Construction fencing is usually treated as a necessary nuisance — a blank barrier or a surface for generic project branding. The opportunity here was to design it as part of the public realm: a graphic installation that acknowledged the disruption, communicated clearly to pedestrians navigating around it, and left the block feeling considered rather than closed off.
Three concepts were developed and presented. The selected direction — Mini Stories — used playful illustration and Easter egg details to soften the construction message and reward pedestrians who slowed down to look.
Three Concepts
Three distinct directions were developed for the underground navigation system, each proposing a different relationship between wayfinding function and visual character.

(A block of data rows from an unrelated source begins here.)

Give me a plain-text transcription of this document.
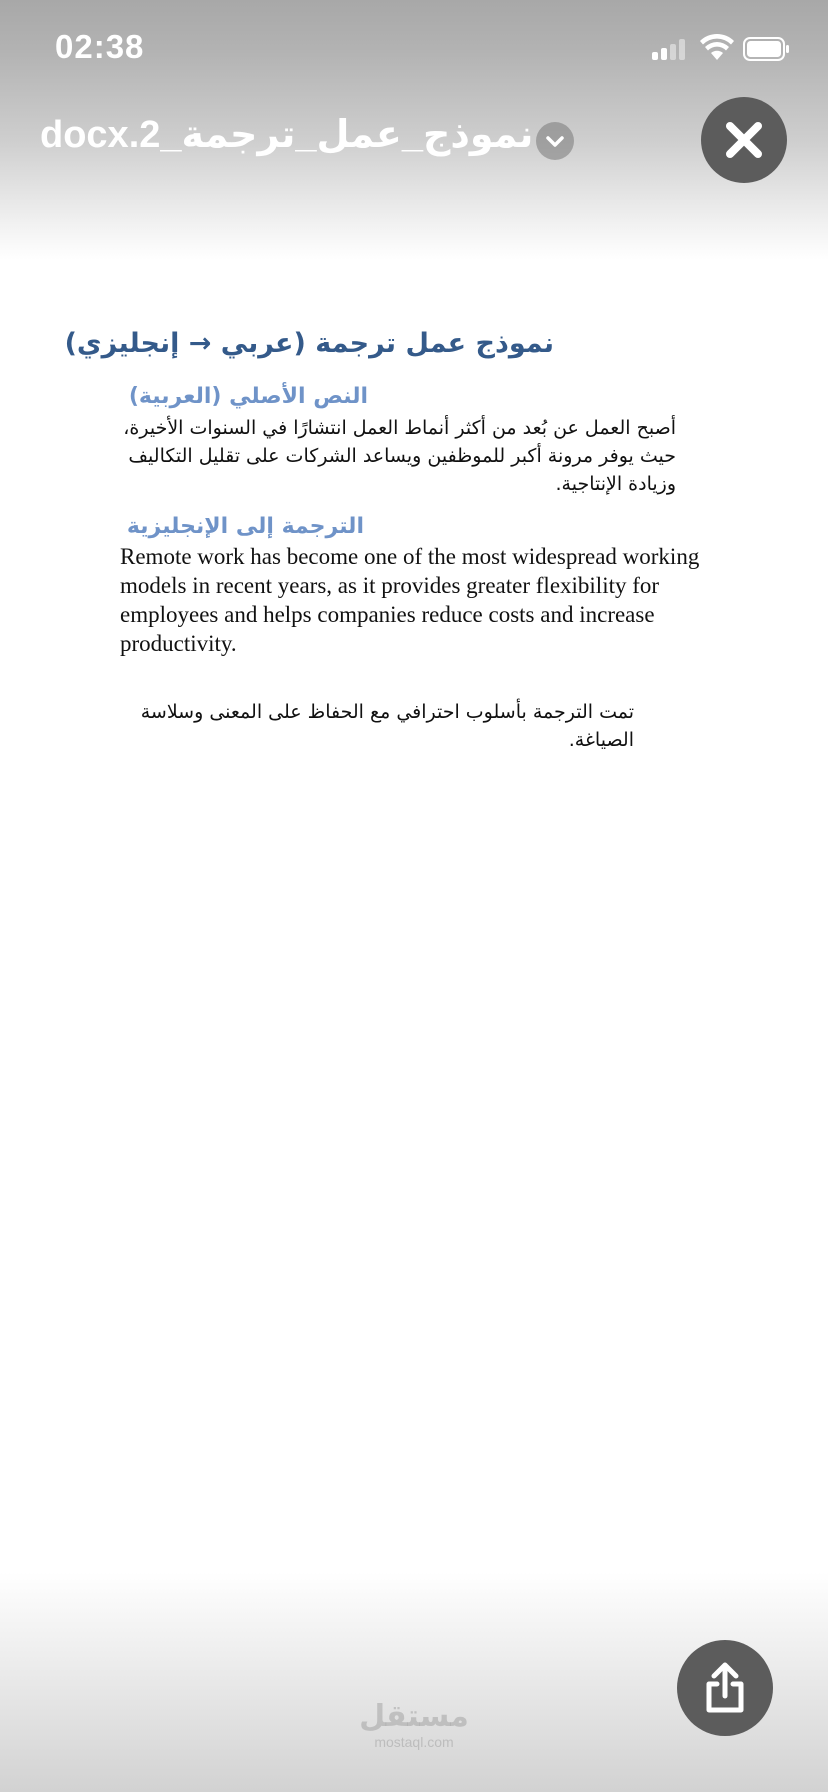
02:38
docx.2_نموذج_عمل_ترجمة
نموذج عمل ترجمة (عربي → إنجليزي)
النص الأصلي (العربية)
أصبح العمل عن بُعد من أكثر أنماط العمل انتشارًا في السنوات الأخيرة، حيث يوفر مرونة أكبر للموظفين ويساعد الشركات على تقليل التكاليف وزيادة الإنتاجية.
الترجمة إلى الإنجليزية
Remote work has become one of the most widespread working models in recent years, as it provides greater flexibility for employees and helps companies reduce costs and increase productivity.
تمت الترجمة بأسلوب احترافي مع الحفاظ على المعنى وسلاسة الصياغة.
مستقل
mostaql.com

All three needed to work in a below-grade office environment — a space where most people are moving quickly and with a specific destination in mind.
Three navigation concepts: Play with Space (bold graphic forms), Continuous Journey (color-coded directional lines), and Mini Stories (illustrative wayfinding).
Concept 1 — Play with Space
Bold, vivid colors with simple graphic forms wrapping around corners. Clear, large sans-serif typography dominates the wall surface, treating the underground corridor as a graphic environment rather than a navigational afterthought. The approach works at speed — legible to someone walking at pace — but also rewards pause with the spatial quality of the color fields at corridor corners.
Concept 1: Play with Space — graphic forms and vivid color at corridor scale.
Concept 2 — Continuous Journey
Color-coded directional lines, each associated with a specific destination, extend continuously across walls and ceilings — turning the underground network into a London Tube-style wayfinding system. Following a line becomes the navigation act itself: no decision points, no signage to decode.
Concept 2: Continuous Journey — destination lines extending across the full corridor environment, walls and ceiling.
Concept 3 — Mini Stories (Selected)
Mini Stories was the selected direction. It combined friendly, playful navigation with small illustrations used as visual enhancements — not decorative additions, but designed details that gave each section of the corridor a distinct character and softened the functional tone of construction and wayfinding messaging.
The concept introduced Easter egg surprises — unexpected illustrated moments placed at eye level, at corners, and at decision points — rewarding commuters who walked the same route daily with something new to notice. The approach treated the underground as a living graphic environment rather than a purely functional one.
Mini Stories — the selected concept. Playful illustration integrated with navigation signage, with Easter egg details rewarding repeat visitors.
Construction Fencing Design
As the scope expanded to include the street-level construction fencing, the Mini Stories visual language was adapted to the exterior context — a continuous graphic surface running along one of Midtown's most trafficked blocks at Avenue of the Americas. The fencing needed to work at pedestrian walking speed, at distance from the sidewalk, and across the full linear run of the renovation perimeter.
The design maintained the playful tone of the underground system while scaling up the illustration and typographic elements to read in daylight, from further away, and against the visual noise of a busy Midtown street.
Full-length render of the construction fencing along 1221 Avenue of the Americas.
Construction fencing panels — graphic design adapted from the Mini Stories system to street scale and exterior context.
Installed
The fencing was installed around the perimeter of the plaza renovation at 1221 Avenue of the Americas. In situ, the graphic panels animated the construction boundary and gave the block a consistent visual identity throughout the renovation period.
Installed fencing — 1221 Avenue of the Americas, New York City, 2021.
Outcome
The Mini Stories system was installed across both the underground navigation environment and the street-level construction fencing at 1221 Avenue of the Americas. The project demonstrated that temporary construction graphics are a genuine design opportunity — a chance to shape how people experience a block during the months when it is at its most disruptive.
A construction site does not have to announce itself as an obstacle. Designed well, it can announce itself as a place.